Content Management and Change Management are connected. Change Management is needed for successful Content Management. These two subject matters support each other.
Companies can benefit from the positive relationship between these two subject matters and suitable processes about them, starting with content management.
Improved visibility and management of documents is particularly beneficial for change management. Employees across an organization can use the same, current documents with up-to-date facts and figures, and with an automated document management system, they can do it quickly, boosting the organization’s agility in times of change.
When Content Management Takes the Lead
With a reliable and efficient content management system, individual departments and change management teams can better:
- Integrate siloed information and standardize operating procedures across the organization, thereby allowing everyone to pull from a single source of truth.
- Communicate any changes quickly throughout the entire organization.
- Increase product and process quality by ensuring employees have the right document at the right time.
By-products of these activities include improved decision-making and reduced possibility of errors, miscommunication, and regulatory actions through enforced compliance. In short, Content Management helps keep Change Management in control.
When Change Management Takes the Lead
How does change management helps to keep the content management processes in check? Whether change is driven by FDA, EMEA, or ISO regulations, or by competitive business forces, it is undeniably critical to operations. It doesn’t matter whether the change being addressed in an internal change, or a process change that must be efficiently and accurately documented to ensure adherence going forward. It must be kept in control, and to do so, it commands that other inter-related processes, including content management, be reliable at all times.

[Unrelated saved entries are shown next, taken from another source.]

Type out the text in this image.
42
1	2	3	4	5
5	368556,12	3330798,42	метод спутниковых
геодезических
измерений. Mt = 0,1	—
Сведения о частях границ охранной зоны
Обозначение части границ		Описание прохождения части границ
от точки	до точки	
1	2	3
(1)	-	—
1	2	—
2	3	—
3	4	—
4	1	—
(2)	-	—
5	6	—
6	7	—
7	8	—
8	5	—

To effectively manage change, an organization must be agile. Bottlenecks to operational agility might include an inability to locate data, or outdated SOPs that expose the company to noncompliance or financial, operational, or legal risk. These bottlenecks might rest within the content management processes, rendering them unreliable. Change Management would help to resolve these problems.
An effective change management system will take charge and guide content management by starting document updates during the implementation of an approved change. This action:
- Provides a comprehensive workflow for documenting change from the initial change request through to the approvals and implementation.

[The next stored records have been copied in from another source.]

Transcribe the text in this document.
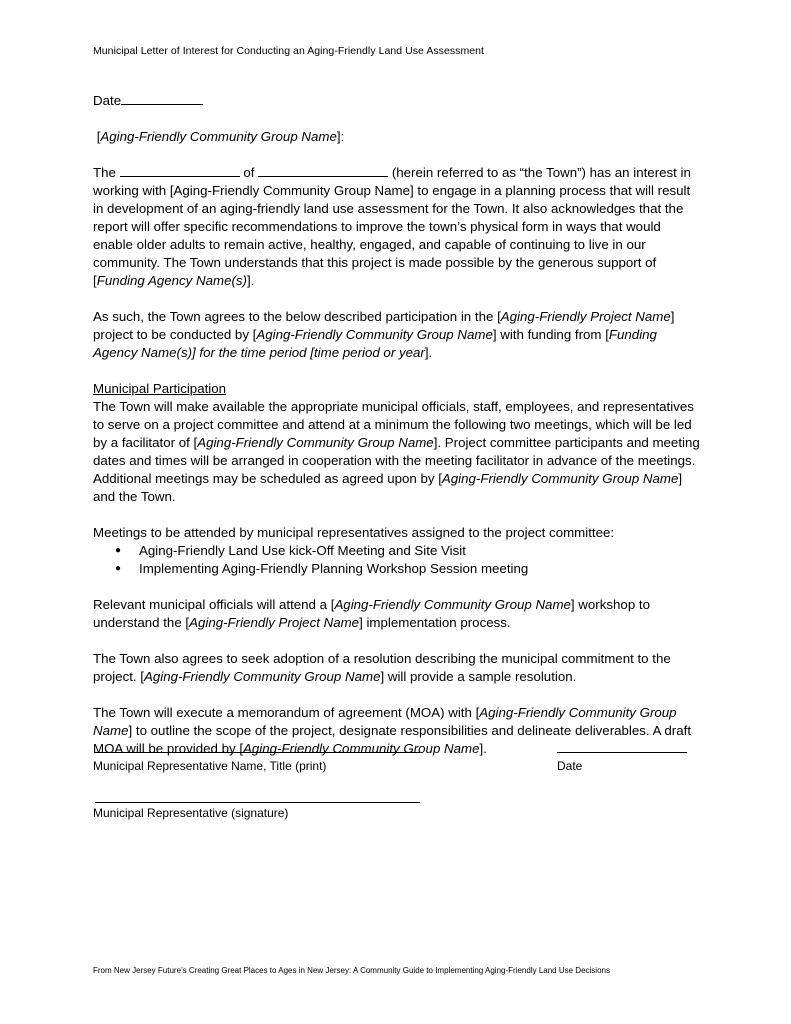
Municipal Letter of Interest for Conducting an Aging-Friendly Land Use Assessment

Date

[Aging-Friendly Community Group Name]:

The	of	(herein referred to as “the Town”) has an interest in working with [Aging-Friendly Community Group Name] to engage in a planning process that will result in development of an aging-friendly land use assessment for the Town. It also acknowledges that the report will offer specific recommendations to improve the town’s physical form in ways that would enable older adults to remain active, healthy, engaged, and capable of continuing to live in our community. The Town understands that this project is made possible by the generous support of [Funding Agency Name(s)].

As such, the Town agrees to the below described participation in the [Aging-Friendly Project Name] project to be conducted by [Aging-Friendly Community Group Name] with funding from [Funding Agency Name(s)] for the time period [time period or year].

Municipal Participation

The Town will make available the appropriate municipal officials, staff, employees, and representatives to serve on a project committee and attend at a minimum the following two meetings, which will be led by a facilitator of [Aging-Friendly Community Group Name]. Project committee participants and meeting dates and times will be arranged in cooperation with the meeting facilitator in advance of the meetings. Additional meetings may be scheduled as agreed upon by [Aging-Friendly Community Group Name] and the Town.

Meetings to be attended by municipal representatives assigned to the project committee:
● Aging-Friendly Land Use kick-Off Meeting and Site Visit
● Implementing Aging-Friendly Planning Workshop Session meeting

Relevant municipal officials will attend a [Aging-Friendly Community Group Name] workshop to understand the [Aging-Friendly Project Name] implementation process.

The Town also agrees to seek adoption of a resolution describing the municipal commitment to the project. [Aging-Friendly Community Group Name] will provide a sample resolution.

The Town will execute a memorandum of agreement (MOA) with [Aging-Friendly Community Group Name] to outline the scope of the project, designate responsibilities and delineate deliverables. A draft MOA will be provided by [Aging-Friendly Community Group Name].

Municipal Representative Name, Title (print)	Date
Municipal Representative (signature)
From New Jersey Future’s Creating Great Places to Ages in New Jersey: A Community Guide to Implementing Aging-Friendly Land Use Decisions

- Reduces the risk of losing documents, or storing incomplete or unapproved documents.
- Increases the available transparency of what is being documented.
Content Management and Change Management are Better Together
On their own, these subject matters are strong but together they are extremely agile, and they drive continuous improvement and overall organizational quality. They are also high-achievers in the higher-level view from Quality Management point of view. Working in tandem, Content Management and Change Management benefit Quality operations through:
- Accessibility: Organized, current, and visible documentation provides an easily accessible audit trail to keep the organization on track and to satisfy regulatory requirements at a moment’s notice.

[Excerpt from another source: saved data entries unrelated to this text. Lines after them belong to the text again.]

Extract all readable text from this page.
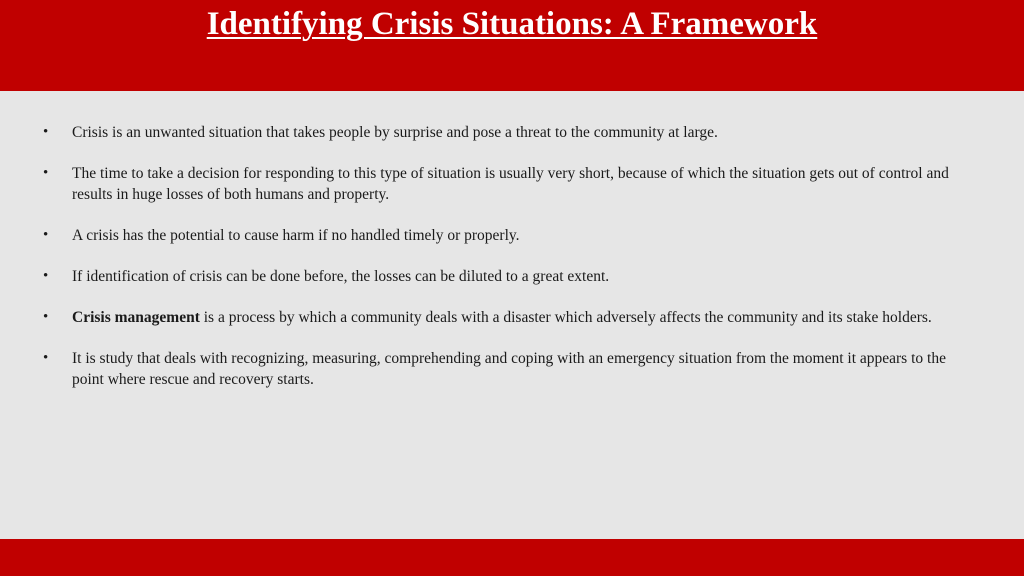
Identifying Crisis Situations: A Framework
• Crisis is an unwanted situation that takes people by surprise and pose a threat to the community at large.
• The time to take a decision for responding to this type of situation is usually very short, because of which the situation gets out of control and results in huge losses of both humans and property.
• A crisis has the potential to cause harm if no handled timely or properly.
• If identification of crisis can be done before, the losses can be diluted to a great extent.
• Crisis management is a process by which a community deals with a disaster which adversely affects the community and its stake holders.
• It is study that deals with recognizing, measuring, comprehending and coping with an emergency situation from the moment it appears to the point where rescue and recovery starts.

- Collaboration: When electronic change requests integrate with electronic document management, they expedite the document update process and enhance project collaboration among impacted departments and functions.
- Security: Concise storage and accessibility of current documents, particularly SOPs, ensures that the right individuals are receiving the right documents at the right time. When change is in the focus, incomplete documents or those not applicable to certain departments cannot be accessed through a “back door.”
Organizations Should Consider Adoption
Organizations would do well to adopt both quality management processes, whether on their own or as part of an automated enterprise-wide Quality Management System (QMS).
An effective automated system will integrate document and change control procedures. It also will integrate with other solutions, providing access to approved, controlled documents in other areas of the quality system, including audits, CAPAs and employee training. In these cases, an automated system’s search and retrieval capabilities, dashboards, and repositories expedite the processes.
Industry standards and regulatory guidelines recommend quality management processes which are integrated across the entire organization.